The tightness of the seal by the tar 6 was tested as follows: the housing sealed hermetically by means of the cover was maintained for one hour at a temperature of 93° C. The housing, including the lead portions projecting from the housing, was then immersed fully in ice water to effect a cold shock and to test whether the tar contracts during cooling and whether as a result water penetrates into the housing. Before immersing the housing into the water, it was weighed, and after a predetermined holding time it was weighed again. The weight difference was less than 0.1 g. To make sure that this weight difference did not come about as a result of any absorption of water by the housing material, the housing was again immersed for a duration of 24 hours in the ice water on the assumption that absorption of water by the housing material had by that time finished, that is, the housing material was saturated with water. The housing was subsequently again immersed for a duration of 48 hours in the ice water, then weighed again and the difference of the last two weight measurements was formed.
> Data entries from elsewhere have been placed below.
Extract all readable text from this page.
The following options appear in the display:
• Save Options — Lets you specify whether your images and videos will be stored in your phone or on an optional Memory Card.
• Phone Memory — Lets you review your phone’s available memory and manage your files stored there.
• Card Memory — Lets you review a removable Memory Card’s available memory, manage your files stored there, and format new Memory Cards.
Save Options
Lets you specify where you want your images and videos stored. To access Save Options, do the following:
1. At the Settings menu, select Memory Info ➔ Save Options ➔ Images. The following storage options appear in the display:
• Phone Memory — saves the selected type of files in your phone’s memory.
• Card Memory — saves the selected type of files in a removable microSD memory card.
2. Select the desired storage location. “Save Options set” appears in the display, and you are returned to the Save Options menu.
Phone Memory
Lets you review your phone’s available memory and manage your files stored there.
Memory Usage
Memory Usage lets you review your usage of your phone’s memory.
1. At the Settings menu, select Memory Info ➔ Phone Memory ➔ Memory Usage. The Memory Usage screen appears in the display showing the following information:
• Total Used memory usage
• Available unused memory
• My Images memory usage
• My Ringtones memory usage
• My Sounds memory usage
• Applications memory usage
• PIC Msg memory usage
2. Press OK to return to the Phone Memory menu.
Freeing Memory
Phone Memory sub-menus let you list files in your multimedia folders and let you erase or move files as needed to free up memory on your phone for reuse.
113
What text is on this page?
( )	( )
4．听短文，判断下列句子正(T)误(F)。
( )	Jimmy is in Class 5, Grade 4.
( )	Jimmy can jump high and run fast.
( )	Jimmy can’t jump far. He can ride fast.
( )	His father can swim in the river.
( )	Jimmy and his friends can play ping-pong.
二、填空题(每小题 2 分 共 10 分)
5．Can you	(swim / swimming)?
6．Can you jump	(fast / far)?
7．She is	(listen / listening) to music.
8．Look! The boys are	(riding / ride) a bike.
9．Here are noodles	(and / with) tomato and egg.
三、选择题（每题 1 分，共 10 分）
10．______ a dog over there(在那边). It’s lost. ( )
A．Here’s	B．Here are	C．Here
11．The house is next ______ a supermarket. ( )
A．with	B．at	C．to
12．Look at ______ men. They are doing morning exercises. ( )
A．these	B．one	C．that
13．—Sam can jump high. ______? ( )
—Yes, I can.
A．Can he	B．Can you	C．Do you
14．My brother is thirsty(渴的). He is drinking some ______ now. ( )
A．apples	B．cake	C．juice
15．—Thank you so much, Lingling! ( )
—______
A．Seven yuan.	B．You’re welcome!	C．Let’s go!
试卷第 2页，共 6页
The difference was virtually 0 g, which indicates a virtually complete seal of the lead feedthroughs.

Claims

1. Housing for an electrical device, having at least one lead having an outer portion that is electrically insulated and an end portion that is not insulated, the lead being introduced into the housing through a wall of the housing with the end portion of the lead comprising a non-insulated terminal for the electrical device, the non-insulated terminal extending through the wall into an opening in the housing and being sealed against the wall by a sealant, the sealant comprising pure tar which is liquid when applied and which then cures after application.